Fund of funds lock-up

myriam2222

New member
Joined
Jun 18, 2026
Messages
0
Reaction score
0
In the EOC on Alternative investments, question 32, the answer states that “funds of funds usually do not impose lock-up periods”.
I don’t really understand that. They invest in other hedge funds, and if such hedge funds have a lock-up period, if the investor of the FoF wants to redeem its participation but the FoF can’t redeem its own participation because of such lock-ups, how can it find the required liquidity to redeem its investors participation?
 
maybe because FoF mix their portofolio with funds with different vintage therefore at any point would have enough funds that already beyond lock up periods to satify normal liquidity requirement + some buffer.
 
When you invest in a pool of investments (funds of funds), not all funds have lock up period.
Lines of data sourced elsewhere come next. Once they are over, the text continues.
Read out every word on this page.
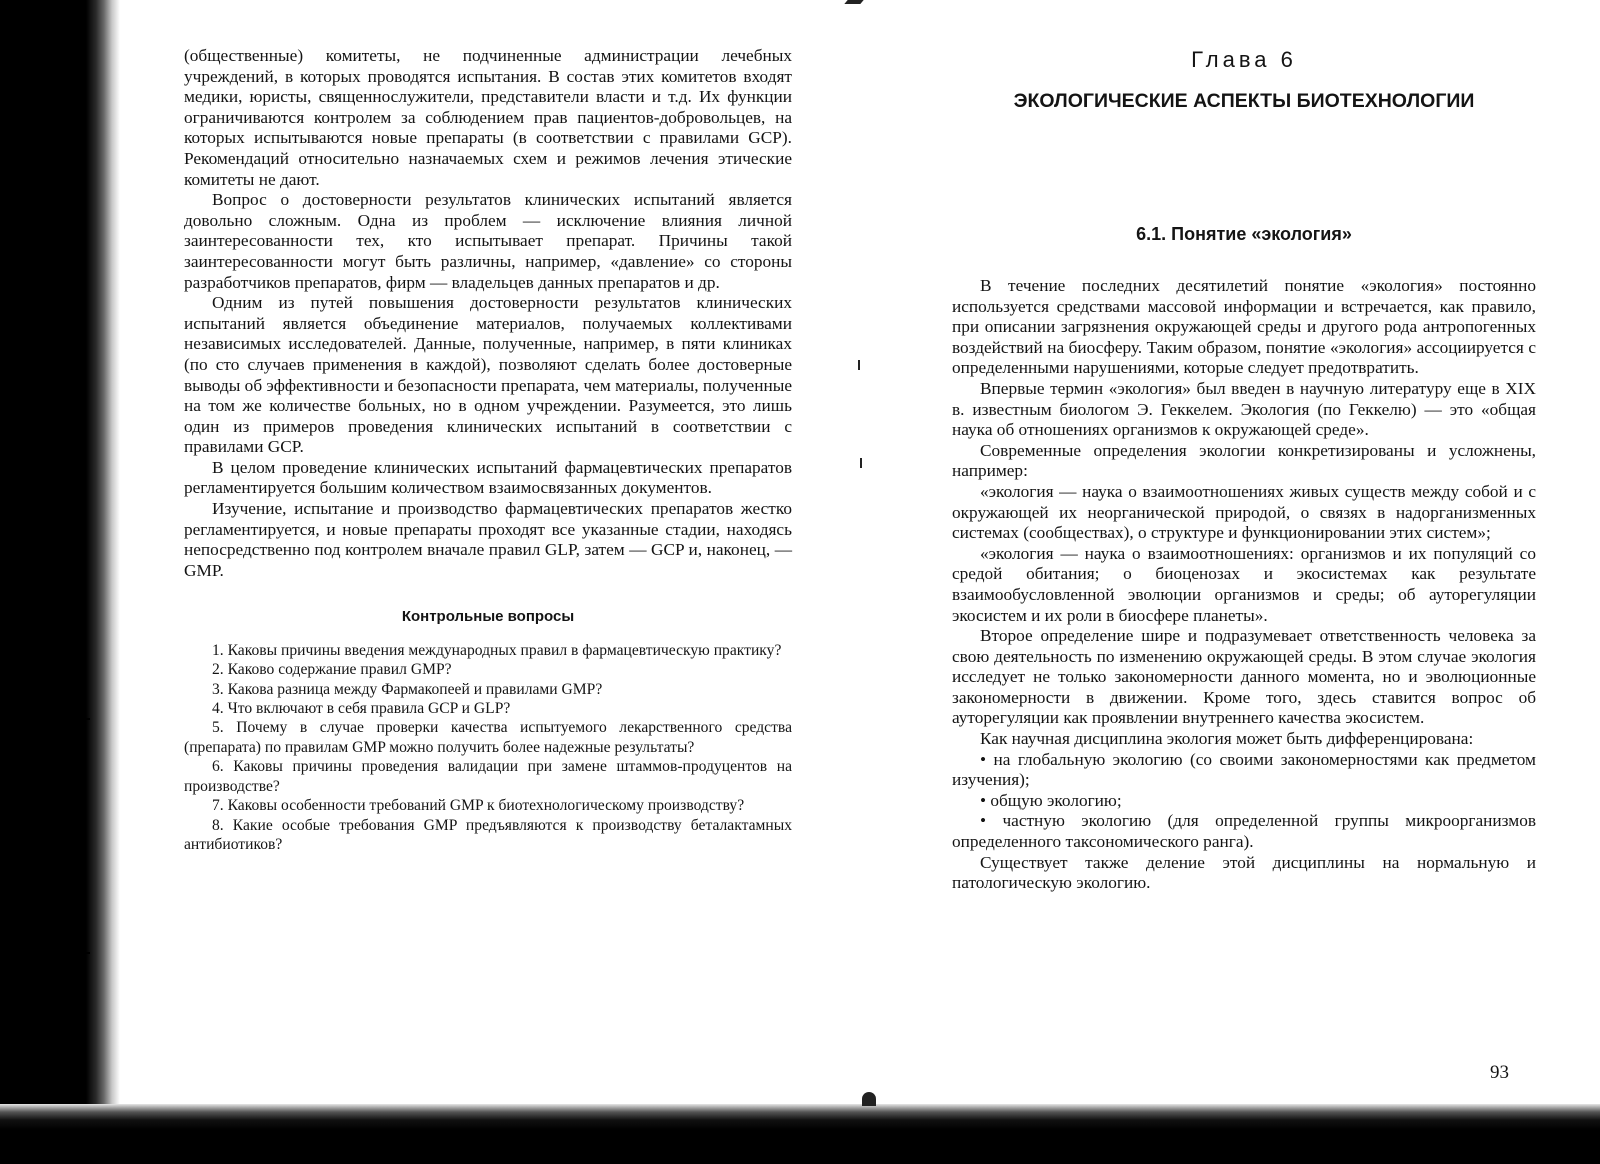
(общественные) комитеты, не подчиненные администрации лечебных учреждений, в которых проводятся испытания. В состав этих комитетов входят медики, юристы, священнослужители, представители власти и т.д. Их функции ограничиваются контролем за соблюдением прав пациентов-добровольцев, на которых испытываются новые препараты (в соответствии с правилами GCP). Рекомендаций относительно назначаемых схем и режимов лечения этические комитеты не дают.

Вопрос о достоверности результатов клинических испытаний является довольно сложным. Одна из проблем — исключение влияния личной заинтересованности тех, кто испытывает препарат. Причины такой заинтересованности могут быть различны, например, «давление» со стороны разработчиков препаратов, фирм — владельцев данных препаратов и др.

Одним из путей повышения достоверности результатов клинических испытаний является объединение материалов, получаемых коллективами независимых исследователей. Данные, полученные, например, в пяти клиниках (по сто случаев применения в каждой), позволяют сделать более достоверные выводы об эффективности и безопасности препарата, чем материалы, полученные на том же количестве больных, но в одном учреждении. Разумеется, это лишь один из примеров проведения клинических испытаний в соответствии с правилами GCP.

В целом проведение клинических испытаний фармацевтических препаратов регламентируется большим количеством взаимосвязанных документов.

Изучение, испытание и производство фармацевтических препаратов жестко регламентируется, и новые препараты проходят все указанные стадии, находясь непосредственно под контролем вначале правил GLP, затем — GCP и, наконец, — GMP.

Контрольные вопросы

1. Каковы причины введения международных правил в фармацевтическую практику?

2. Каково содержание правил GMP?

3. Какова разница между Фармакопеей и правилами GMP?

4. Что включают в себя правила GCP и GLP?

5. Почему в случае проверки качества испытуемого лекарственного средства (препарата) по правилам GMP можно получить более надежные результаты?

6. Каковы причины проведения валидации при замене штаммов-продуцентов на производстве?

7. Каковы особенности требований GMP к биотехнологическому производству?

8. Какие особые требования GMP предъявляются к производству беталактамных антибиотиков?

Глава 6

ЭКОЛОГИЧЕСКИЕ АСПЕКТЫ БИОТЕХНОЛОГИИ

6.1. Понятие «экология»

В течение последних десятилетий понятие «экология» постоянно используется средствами массовой информации и встречается, как правило, при описании загрязнения окружающей среды и другого рода антропогенных воздействий на биосферу. Таким образом, понятие «экология» ассоциируется с определенными нарушениями, которые следует предотвратить.

Впервые термин «экология» был введен в научную литературу еще в XIX в. известным биологом Э. Геккелем. Экология (по Геккелю) — это «общая наука об отношениях организмов к окружающей среде».

Современные определения экологии конкретизированы и усложнены, например:

«экология — наука о взаимоотношениях живых существ между собой и с окружающей их неорганической природой, о связях в надорганизменных системах (сообществах), о структуре и функционировании этих систем»;

«экология — наука о взаимоотношениях: организмов и их популяций со средой обитания; о биоценозах и экосистемах как результате взаимообусловленной эволюции организмов и среды; об ауторегуляции экосистем и их роли в биосфере планеты».

Второе определение шире и подразумевает ответственность человека за свою деятельность по изменению окружающей среды. В этом случае экология исследует не только закономерности данного момента, но и эволюционные закономерности в движении. Кроме того, здесь ставится вопрос об ауторегуляции как проявлении внутреннего качества экосистем.

Как научная дисциплина экология может быть дифференцирована:

• на глобальную экологию (со своими закономерностями как предметом изучения);

• общую экологию;

• частную экологию (для определенной группы микроорганизмов определенного таксономического ранга).

Существует также деление этой дисциплины на нормальную и патологическую экологию.

93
So you can liquidate the hedge funds that have no lock up period.
 
Yes these are the most probable explanations. Thanks guys
 
I worked at a fund-of-funds for a few years and I would dispute the CFA’s claim on lock-ups. Alas, it is in the text so we must respect it as the source of truth. Some of the larger fund-of-funds are able to dictate liquidity terms to the underlying managers. This helps.
In the real world, most hedge fund sub-docs give managers the wiggle room to deny or delay redemptions. HFs, including FOF, are set up in a way that allows the manager to side-pocket illiquid assets and deny investors liquidity for that portion of the portfolio.
And finally, the worst case scenario for many investors, HFs and FOFs could also distribute “in-kind”, of securities or fund share classes. It can be a nightmare to administer.